MOON HOAX by Paul Gillebaard is a novel that explores the unique idea of China trying to discredit the American moon landings by bringing forth ‘proof’ that they never really happened. I was skeptical, at first, that Mr. Gillebaard would be able to do so in a way that would be believable. To my pleasant surprise he did, coming up with a fairly plausible plot that incorporated the hints of old urban legends with new Chinese subterfuge. Despite my preconceptions, I began to sink into the story. And then things started going wrong.
The main character was a little too perfect, his only flaws being his too good looks and his multitudes of associations with beautiful women.
The writing style, or voice, of the book is good for a new author but not what I would expect from a more experienced word-smith. Most of the characters are two-dimensional and clichéd. They don’t have the kind of depth that makes them real. They felt like characters in a book, and my favorite stories are the ones where I forget I’m reading fiction.
When action was needed, it moved along well, and the overall subject material was well researched, but I got the distinct impression that the book needed another edit, not just for typos (I found a couple of those), but more so for content.
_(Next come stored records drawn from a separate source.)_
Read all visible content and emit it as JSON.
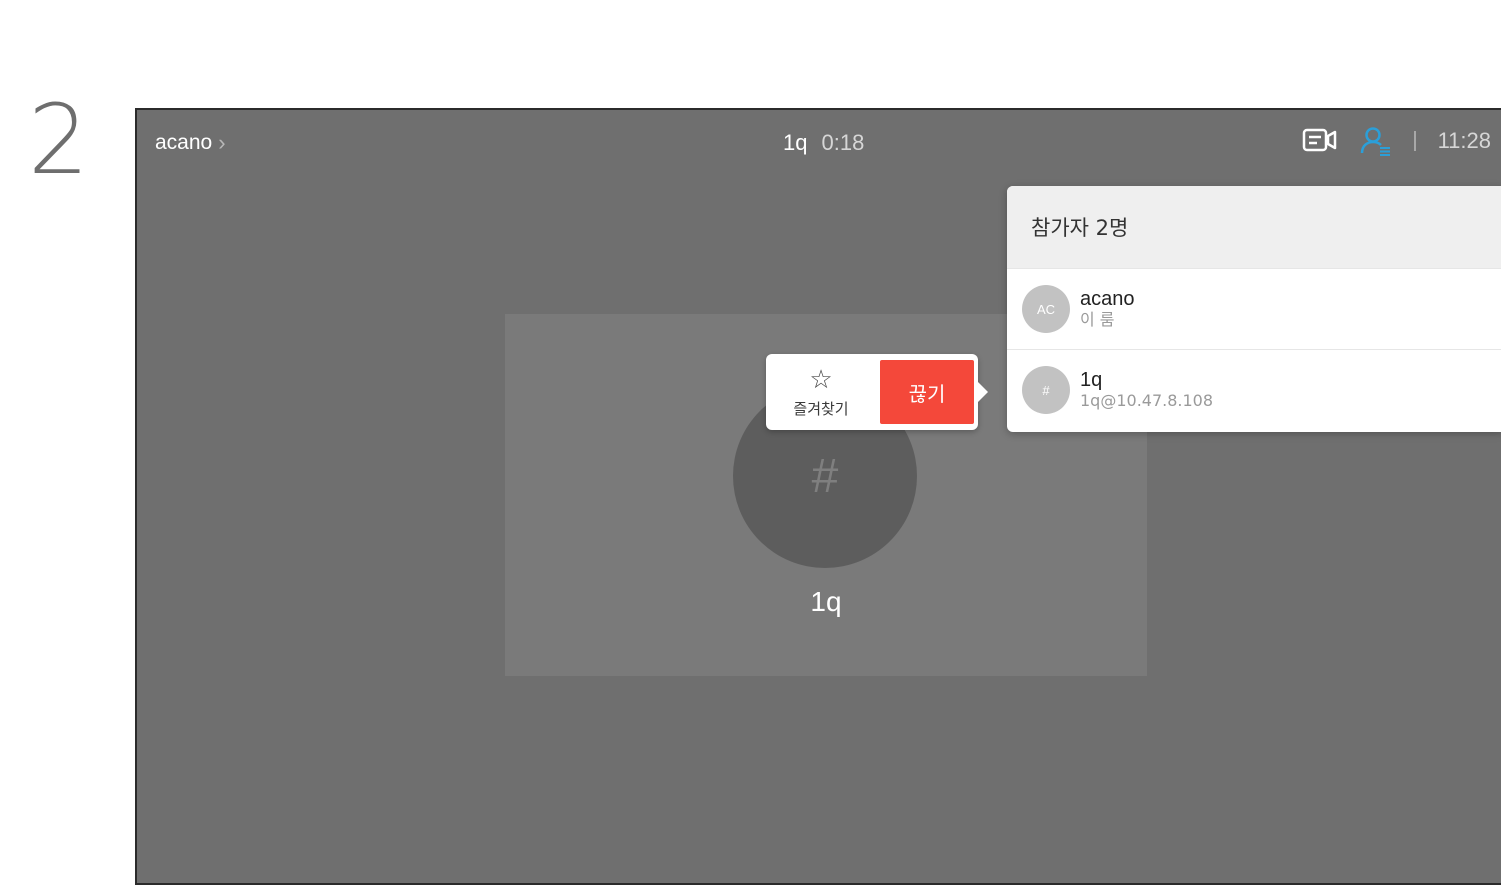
{
  "step_number": "2",
  "topbar": {
    "room_name": "acano",
    "call_name": "1q",
    "call_duration": "0:18",
    "clock": "11:28",
    "icons": [
      "camera-self-view-icon",
      "participants-icon"
    ],
    "accent_color": "#2b9fd8"
  },
  "tile": {
    "avatar_glyph": "#",
    "name": "1q"
  },
  "popover": {
    "favorite_label": "즐겨찾기",
    "end_label": "끊기",
    "end_color": "#f4483a"
  },
  "participants_panel": {
    "header": "참가자 2명",
    "items": [
      {
        "initials": "AC",
        "name": "acano",
        "sub": "이 룸"
      },
      {
        "initials": "#",
        "name": "1q",
        "sub": "1q@10.47.8.108"
      }
    ]
  }
}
Towards the end of the book Mr. Gillebaard had me turning pages quickly as he built some excellent suspense but then, he inexplicably gave away far too much information and the thrill that should have accompanied the situation that he had skillfully built fell apart. It was almost as bad as watching the Sixth Sense with an annoying nephew who says, “The Dr. is a ghost!” halfway through the movie. But enough of my reminiscing.
In my opinion Moon Hoax is a decent read, but not as good as it should, or could, have been. Mr. Gillebaard has the ability to make a story move forward and to captivate interest. When he learns to extract all of the potential suspense from the circumstances that he engineers, I’d be willing to bet that people will be waiting in line for that book. And I would be one of them.